Dans ce modèle, les informations d’entrée sont les stimuli externes (les événements extérieurs) et internes (les pensées intrusives à l’intérieur), l’éducation et la vulnérabilité génétique. Les stimuli externes et internes sont les informations à traiter à court terme. L’éducation et la vulnérabilité génétique sont les informations acquises dans la mémoire à long terme qui entraînent les croyances irrationnelles: ce sont des schémas cognitifs stables.

Une fois que les stimuli entrent dans le cerveau du sujet pathologique, il va les traiter selon un processus cognitif inconscient au sens automatique. A travers le schéma cognitif irrationnel de responsabilité, de culpabilité et d’infériorité, le sujet va sortir les produits cognitifs qui sont les résultats conscients de la manipulation de l’information, comme les pensées neutralisantes.
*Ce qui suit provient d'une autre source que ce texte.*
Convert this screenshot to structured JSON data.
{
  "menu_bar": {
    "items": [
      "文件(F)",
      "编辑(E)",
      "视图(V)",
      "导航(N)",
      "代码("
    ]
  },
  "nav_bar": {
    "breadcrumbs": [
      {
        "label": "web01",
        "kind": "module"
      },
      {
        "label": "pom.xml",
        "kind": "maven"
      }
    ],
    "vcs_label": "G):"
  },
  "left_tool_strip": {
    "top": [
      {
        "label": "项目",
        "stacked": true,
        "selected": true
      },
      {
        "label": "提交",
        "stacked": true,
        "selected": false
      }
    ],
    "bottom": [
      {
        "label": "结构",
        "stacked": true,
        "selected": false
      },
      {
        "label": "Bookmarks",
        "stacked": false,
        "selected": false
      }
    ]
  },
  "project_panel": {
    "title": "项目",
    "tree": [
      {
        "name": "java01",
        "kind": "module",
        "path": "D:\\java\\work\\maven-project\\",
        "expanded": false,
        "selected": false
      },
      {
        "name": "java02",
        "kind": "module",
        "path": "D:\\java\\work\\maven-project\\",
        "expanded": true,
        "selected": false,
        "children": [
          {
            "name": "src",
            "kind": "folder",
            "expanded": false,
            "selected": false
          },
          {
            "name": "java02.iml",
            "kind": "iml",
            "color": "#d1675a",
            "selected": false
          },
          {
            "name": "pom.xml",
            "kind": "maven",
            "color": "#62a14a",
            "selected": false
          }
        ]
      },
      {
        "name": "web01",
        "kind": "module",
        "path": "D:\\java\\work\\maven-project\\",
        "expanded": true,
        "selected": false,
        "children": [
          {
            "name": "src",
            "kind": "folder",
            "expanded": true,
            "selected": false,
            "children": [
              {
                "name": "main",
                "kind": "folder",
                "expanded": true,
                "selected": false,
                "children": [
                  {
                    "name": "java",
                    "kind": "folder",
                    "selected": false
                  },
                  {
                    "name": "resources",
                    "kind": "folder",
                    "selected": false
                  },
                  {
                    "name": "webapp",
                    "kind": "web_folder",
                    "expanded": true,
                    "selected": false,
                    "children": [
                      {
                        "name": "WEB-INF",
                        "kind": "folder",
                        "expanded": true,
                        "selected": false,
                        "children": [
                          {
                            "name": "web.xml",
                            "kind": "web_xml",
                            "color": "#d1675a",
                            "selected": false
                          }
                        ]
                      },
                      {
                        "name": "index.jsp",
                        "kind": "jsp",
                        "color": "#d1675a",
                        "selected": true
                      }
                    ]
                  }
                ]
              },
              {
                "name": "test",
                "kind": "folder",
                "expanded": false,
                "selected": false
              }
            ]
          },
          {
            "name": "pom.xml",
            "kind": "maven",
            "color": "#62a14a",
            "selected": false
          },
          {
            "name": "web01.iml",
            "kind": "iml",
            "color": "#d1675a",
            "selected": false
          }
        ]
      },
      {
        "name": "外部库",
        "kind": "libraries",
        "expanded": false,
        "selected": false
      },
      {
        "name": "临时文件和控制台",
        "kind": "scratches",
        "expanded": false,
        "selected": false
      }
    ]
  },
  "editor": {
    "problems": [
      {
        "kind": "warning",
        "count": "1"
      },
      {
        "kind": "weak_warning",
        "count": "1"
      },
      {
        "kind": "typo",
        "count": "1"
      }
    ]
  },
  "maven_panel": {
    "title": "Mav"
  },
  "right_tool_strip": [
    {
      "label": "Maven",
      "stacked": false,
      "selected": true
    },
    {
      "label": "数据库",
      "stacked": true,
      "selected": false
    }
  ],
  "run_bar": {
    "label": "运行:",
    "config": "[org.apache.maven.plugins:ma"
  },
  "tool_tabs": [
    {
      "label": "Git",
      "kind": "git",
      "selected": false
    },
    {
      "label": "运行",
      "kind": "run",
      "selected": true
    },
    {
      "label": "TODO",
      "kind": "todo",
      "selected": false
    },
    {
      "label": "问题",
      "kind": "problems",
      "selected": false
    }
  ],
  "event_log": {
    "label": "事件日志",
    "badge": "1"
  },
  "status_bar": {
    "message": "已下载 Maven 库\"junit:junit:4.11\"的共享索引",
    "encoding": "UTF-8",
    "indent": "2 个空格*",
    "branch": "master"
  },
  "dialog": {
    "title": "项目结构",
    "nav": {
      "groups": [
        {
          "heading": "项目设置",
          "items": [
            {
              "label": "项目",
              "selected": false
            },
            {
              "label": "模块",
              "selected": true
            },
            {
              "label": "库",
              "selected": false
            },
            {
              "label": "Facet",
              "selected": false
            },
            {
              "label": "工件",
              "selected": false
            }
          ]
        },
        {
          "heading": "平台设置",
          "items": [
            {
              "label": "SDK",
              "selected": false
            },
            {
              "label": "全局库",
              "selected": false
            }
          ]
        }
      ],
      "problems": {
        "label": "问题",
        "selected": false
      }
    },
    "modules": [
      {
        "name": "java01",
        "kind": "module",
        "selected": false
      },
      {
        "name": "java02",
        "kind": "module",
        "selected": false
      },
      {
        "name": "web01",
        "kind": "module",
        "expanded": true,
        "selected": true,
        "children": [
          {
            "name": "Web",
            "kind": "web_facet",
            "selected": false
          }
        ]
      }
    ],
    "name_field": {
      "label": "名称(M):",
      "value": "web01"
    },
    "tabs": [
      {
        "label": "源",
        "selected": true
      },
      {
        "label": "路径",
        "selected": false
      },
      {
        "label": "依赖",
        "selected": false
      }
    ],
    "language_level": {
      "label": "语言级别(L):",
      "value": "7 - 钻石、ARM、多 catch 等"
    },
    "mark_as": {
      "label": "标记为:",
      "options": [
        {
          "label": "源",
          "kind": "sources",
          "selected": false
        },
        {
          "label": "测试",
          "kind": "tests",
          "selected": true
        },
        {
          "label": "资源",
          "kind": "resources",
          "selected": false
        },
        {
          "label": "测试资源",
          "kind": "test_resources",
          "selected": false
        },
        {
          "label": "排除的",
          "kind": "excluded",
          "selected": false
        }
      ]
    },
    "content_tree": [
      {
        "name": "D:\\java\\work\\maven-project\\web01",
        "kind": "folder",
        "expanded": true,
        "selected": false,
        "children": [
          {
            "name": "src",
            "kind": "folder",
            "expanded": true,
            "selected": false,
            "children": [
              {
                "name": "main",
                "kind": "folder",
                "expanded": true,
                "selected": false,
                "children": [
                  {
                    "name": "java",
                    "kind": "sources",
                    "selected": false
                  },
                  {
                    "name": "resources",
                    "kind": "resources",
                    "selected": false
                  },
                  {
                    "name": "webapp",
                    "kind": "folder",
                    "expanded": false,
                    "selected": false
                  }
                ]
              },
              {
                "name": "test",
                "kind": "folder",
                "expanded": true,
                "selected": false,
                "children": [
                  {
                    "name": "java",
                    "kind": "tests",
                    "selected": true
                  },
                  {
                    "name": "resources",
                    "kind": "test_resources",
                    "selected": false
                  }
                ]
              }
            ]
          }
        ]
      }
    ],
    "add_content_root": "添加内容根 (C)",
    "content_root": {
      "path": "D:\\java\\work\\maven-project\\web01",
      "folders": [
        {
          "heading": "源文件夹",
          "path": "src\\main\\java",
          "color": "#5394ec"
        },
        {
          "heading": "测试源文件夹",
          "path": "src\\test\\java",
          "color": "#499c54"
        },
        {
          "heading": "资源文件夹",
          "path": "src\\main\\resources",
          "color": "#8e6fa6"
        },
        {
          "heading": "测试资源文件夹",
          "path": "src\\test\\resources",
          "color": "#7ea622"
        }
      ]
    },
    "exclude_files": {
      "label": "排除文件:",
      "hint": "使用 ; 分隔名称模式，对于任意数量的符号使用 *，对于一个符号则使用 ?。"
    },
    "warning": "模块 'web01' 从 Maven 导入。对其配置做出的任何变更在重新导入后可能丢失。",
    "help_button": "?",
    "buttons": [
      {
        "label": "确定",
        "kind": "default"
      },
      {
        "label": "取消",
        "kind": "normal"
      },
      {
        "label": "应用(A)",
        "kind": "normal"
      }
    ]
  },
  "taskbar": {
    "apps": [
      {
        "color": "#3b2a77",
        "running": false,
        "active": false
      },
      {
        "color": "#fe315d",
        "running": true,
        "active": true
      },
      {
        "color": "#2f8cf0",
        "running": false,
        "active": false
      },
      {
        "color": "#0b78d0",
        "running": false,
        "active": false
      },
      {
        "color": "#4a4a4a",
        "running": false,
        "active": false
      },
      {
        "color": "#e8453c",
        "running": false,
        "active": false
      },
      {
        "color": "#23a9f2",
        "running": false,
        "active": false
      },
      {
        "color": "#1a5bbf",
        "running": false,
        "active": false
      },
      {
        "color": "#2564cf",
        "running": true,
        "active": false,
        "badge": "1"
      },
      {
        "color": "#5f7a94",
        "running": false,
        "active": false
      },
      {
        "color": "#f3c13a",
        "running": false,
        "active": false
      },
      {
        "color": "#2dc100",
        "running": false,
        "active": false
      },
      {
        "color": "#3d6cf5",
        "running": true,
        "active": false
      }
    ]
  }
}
Enfin, à la sortie, on ne voit que les réponses c’est à dire les produits cognitifs accompagnés d’anxiété (réponse émotionnelle négative) et les rituels (réponse comportementale). Ces trois « sorties » ont pour but de gérer, de contrôler ou de refouler les stimuli externes et internes. Mais puisque la neutralisation renforce le schéma cognitif irrationnel et que, dans la réalité, les stimuli externes (événements) et internes (pensées intrusives) existent toujours, les pensées neutralisantes, l’angoisse et les rituels sont donc renforcés et se maintiennent ainsi.